Here's what my dogs have mastered that you probably haven't: clarity and brevity.


When I ask, "Do you want to go outside?" they either come running or ignore me. There is no "on the one hand, yes, but on the other hand, maybe not". They know exactly what they want, and make it crystal clear. YES, they want a biscuit. YES, they want to be fed, even if it's not time to eat.

When I ask professionals, "What do you want?" most mumble or stare at me blankly. Some offer superficial answers or list their #5 or #6 desire.

Likewise, if you look at the way most people use LinkedIn or Twitter, it's not clear what their goals are or how they help other people. This second part is especially important because customers and employers pay you to help them, so being fuzzy about how you do this lessens your market value.

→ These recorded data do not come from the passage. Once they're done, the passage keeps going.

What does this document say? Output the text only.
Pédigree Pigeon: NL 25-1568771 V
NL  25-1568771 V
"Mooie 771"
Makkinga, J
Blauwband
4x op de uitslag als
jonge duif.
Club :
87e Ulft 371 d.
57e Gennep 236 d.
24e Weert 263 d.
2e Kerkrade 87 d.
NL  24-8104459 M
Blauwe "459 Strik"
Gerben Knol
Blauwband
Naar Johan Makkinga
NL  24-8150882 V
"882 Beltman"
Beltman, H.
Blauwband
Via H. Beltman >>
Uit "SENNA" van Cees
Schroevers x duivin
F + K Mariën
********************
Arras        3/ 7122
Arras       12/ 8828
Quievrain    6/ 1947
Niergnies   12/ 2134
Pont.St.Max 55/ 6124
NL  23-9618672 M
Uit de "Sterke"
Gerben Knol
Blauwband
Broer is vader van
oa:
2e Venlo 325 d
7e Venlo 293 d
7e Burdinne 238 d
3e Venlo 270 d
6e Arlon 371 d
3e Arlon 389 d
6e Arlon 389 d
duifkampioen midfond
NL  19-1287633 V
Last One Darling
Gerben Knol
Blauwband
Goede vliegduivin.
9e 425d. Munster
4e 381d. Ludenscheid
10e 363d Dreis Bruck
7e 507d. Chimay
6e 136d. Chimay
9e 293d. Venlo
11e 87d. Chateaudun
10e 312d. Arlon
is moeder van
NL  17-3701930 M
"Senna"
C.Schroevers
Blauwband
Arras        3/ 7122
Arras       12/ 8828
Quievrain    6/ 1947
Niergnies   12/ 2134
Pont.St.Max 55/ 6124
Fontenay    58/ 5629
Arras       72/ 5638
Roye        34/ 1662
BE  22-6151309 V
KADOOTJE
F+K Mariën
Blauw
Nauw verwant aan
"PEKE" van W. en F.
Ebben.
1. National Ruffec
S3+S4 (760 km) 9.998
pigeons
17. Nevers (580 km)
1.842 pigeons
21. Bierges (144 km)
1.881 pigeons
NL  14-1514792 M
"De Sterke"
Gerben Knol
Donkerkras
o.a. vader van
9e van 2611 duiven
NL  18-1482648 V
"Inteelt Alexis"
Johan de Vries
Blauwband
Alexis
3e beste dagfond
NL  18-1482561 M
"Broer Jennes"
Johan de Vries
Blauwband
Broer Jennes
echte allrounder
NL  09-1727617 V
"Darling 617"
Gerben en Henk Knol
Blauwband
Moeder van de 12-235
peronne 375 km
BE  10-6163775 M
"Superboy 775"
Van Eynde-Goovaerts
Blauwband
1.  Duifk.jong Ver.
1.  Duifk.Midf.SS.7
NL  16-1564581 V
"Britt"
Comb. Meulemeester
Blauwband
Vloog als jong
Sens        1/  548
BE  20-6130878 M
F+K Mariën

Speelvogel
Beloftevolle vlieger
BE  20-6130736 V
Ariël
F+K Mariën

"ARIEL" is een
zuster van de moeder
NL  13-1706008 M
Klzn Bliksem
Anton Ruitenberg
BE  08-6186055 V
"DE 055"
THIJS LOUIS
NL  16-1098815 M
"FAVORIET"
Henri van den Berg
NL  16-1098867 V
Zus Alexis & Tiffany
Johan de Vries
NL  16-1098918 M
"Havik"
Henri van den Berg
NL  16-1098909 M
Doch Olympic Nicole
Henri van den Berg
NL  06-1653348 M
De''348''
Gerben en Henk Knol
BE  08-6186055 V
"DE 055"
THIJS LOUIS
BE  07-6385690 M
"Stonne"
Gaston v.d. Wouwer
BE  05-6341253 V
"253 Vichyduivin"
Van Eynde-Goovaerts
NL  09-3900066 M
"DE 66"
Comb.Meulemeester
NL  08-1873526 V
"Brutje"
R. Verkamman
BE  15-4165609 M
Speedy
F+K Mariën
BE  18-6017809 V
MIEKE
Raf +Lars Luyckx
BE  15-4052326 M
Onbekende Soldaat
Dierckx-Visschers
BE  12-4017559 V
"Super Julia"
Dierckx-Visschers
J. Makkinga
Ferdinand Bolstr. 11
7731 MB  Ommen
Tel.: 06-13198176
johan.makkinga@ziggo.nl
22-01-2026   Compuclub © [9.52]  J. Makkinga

"Give me your paw," I say.

Dex gives me his paw. The transaction took two seconds.

"Give me your paw," I say.

Dakota gives me her paw. The transaction took two seconds.

"Give me your paw," I say.

Hadley looks over her shoulder. She turns her head the other way. She looks at the floor. Then she lies down.

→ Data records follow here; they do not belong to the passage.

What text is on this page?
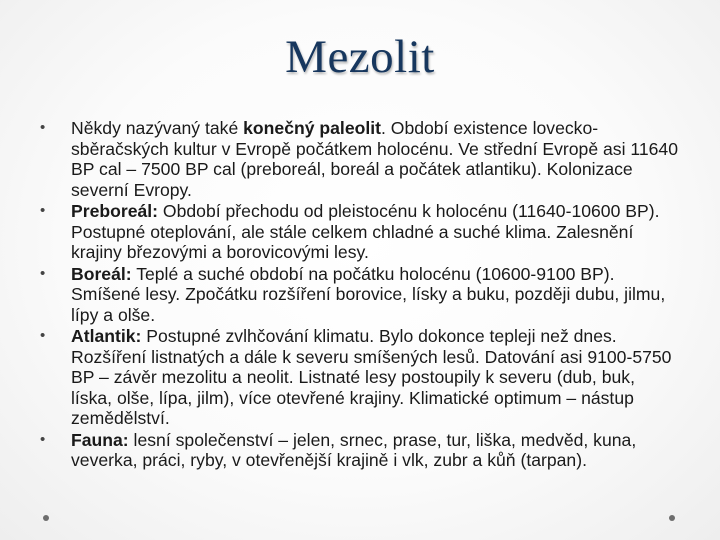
Mezolit
• Někdy nazývaný také konečný paleolit. Období existence lovecko-sběračských kultur v Evropě počátkem holocénu. Ve střední Evropě asi 11640 BP cal – 7500 BP cal (preboreál, boreál a počátek atlantiku). Kolonizace severní Evropy.
• Preboreál: Období přechodu od pleistocénu k holocénu (11640-10600 BP). Postupné oteplování, ale stále celkem chladné a suché klima. Zalesnění krajiny březovými a borovicovými lesy.
• Boreál: Teplé a suché období na počátku holocénu (10600-9100 BP). Smíšené lesy. Zpočátku rozšíření borovice, lísky a buku, později dubu, jilmu, lípy a olše.
• Atlantik: Postupné zvlhčování klimatu. Bylo dokonce tepleji než dnes. Rozšíření listnatých a dále k severu smíšených lesů. Datování asi 9100-5750 BP – závěr mezolitu a neolit. Listnaté lesy postoupily k severu (dub, buk, líska, olše, lípa, jilm), více otevřené krajiny. Klimatické optimum – nástup zemědělství.
• Fauna: lesní společenství – jelen, srnec, prase, tur, liška, medvěd, kuna, veverka, práci, ryby, v otevřenější krajině i vlk, zubr a kůň (tarpan).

She took five times as long as the other dogs, and I still don't have what I wanted. This is how many people interact online, and even in person. They don't listen. They are not observant. They waste your time and make you work harder than necessary.

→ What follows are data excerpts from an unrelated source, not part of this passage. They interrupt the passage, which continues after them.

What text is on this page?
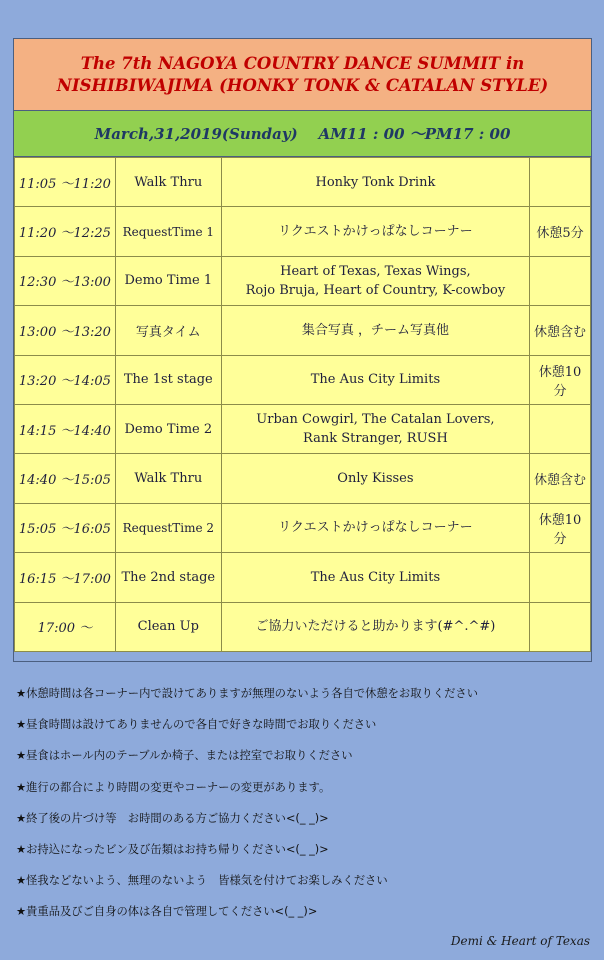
The 7th NAGOYA COUNTRY DANCE SUMMIT in
NISHIBIWAJIMA (HONKY TONK & CATALAN STYLE)
March,31,2019(Sunday)    AM11 : 00 ～PM17 : 00
11:05 ～11:20	Walk Thru	Honky Tonk Drink	

11:20 ～12:25	RequestTime 1	リクエストかけっぱなしコーナー	休憩5分
12:30 ～13:00	Demo Time 1	Heart of Texas, Texas Wings,
Rojo Bruja, Heart of Country, K-cowboy	

13:00 ～13:20	写真タイム	集合写真 ，チーム写真他	休憩含む
13:20 ～14:05	The 1st stage	The Aus City Limits	休憩10分
14:15 ～14:40	Demo Time 2	Urban Cowgirl, The Catalan Lovers,
Rank Stranger, RUSH	

14:40 ～15:05	Walk Thru	Only Kisses	休憩含む
15:05 ～16:05	RequestTime 2	リクエストかけっぱなしコーナー	休憩10分
16:15 ～17:00	The 2nd stage	The Aus City Limits	

17:00 ～	Clean Up	ご協力いただけると助かります(#^.^#)	

★休憩時間は各コーナー内で設けてありますが無理のないよう各自で休憩をお取りください
★昼食時間は設けてありませんので各自で好きな時間でお取りください
★昼食はホール内のテーブルか椅子、または控室でお取りください
★進行の都合により時間の変更やコーナーの変更があります。
★終了後の片づけ等　お時間のある方ご協力ください<(_ _)>
★お持込になったビン及び缶類はお持ち帰りください<(_ _)>
★怪我などないよう、無理のないよう　皆様気を付けてお楽しみください
★貴重品及びご自身の体は各自で管理してください<(_ _)>
Demi & Heart of Texas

The result, of course, is that by wasting other people's time you teach them to avoid you or to treat you badly.

For example, late at night when Dex wants to go outside, I let him out. Hadley always comes running, but I seldom let her out. She taught me that she doesn't listen, and she won't come in when I call. In contrast, Dex taught me that he'll do his business and be back in a minute; anytime he wants to go out, he gets to go out.

Before you feel all sorry for Hadley, nine times out of ten she wants to go outside to chase chipmunks or rabbits; she fails to come inside because she becomes obsessed with a nonsense task.

Likewise, on social media, many people become obsessed with a nonsense task, instead of focusing on winning new customers or building strong relationships across their industry, or with increasing their credibility and trust.

Have my dogs mastered social media? Nope. But they have mastered clarity and brevity. Can you make the same claim?

Guest Authored By Bruce Kasanoff. Bruce is a a ghostwriter for thought leaders. he's also a speaker who talks about ways to bring out talent in other people. he's the author of How to Self-Promote without Being a Jerk, and has been a LinkedIn Influencer since the first week of that program. Follow Bruce on Twitter. Image Credit: Chelsey of Ohio.

"Here's what my dogs have mastered that you probably haven't:

Clarity and Brevity.."

    • Authored by:
      Fred Hansen Pied Piper of Social Media Marketing at & CEO of Millennium 7 Publishing Co. in Loveland, Colorado. I work deep in the trenches of social media strategy, community management and trends.  My interests include; online business educator, social media marketing, new marketing technology, skiing, hunting, fishing and The Rolling Stones..-Not necessarily in that order ;)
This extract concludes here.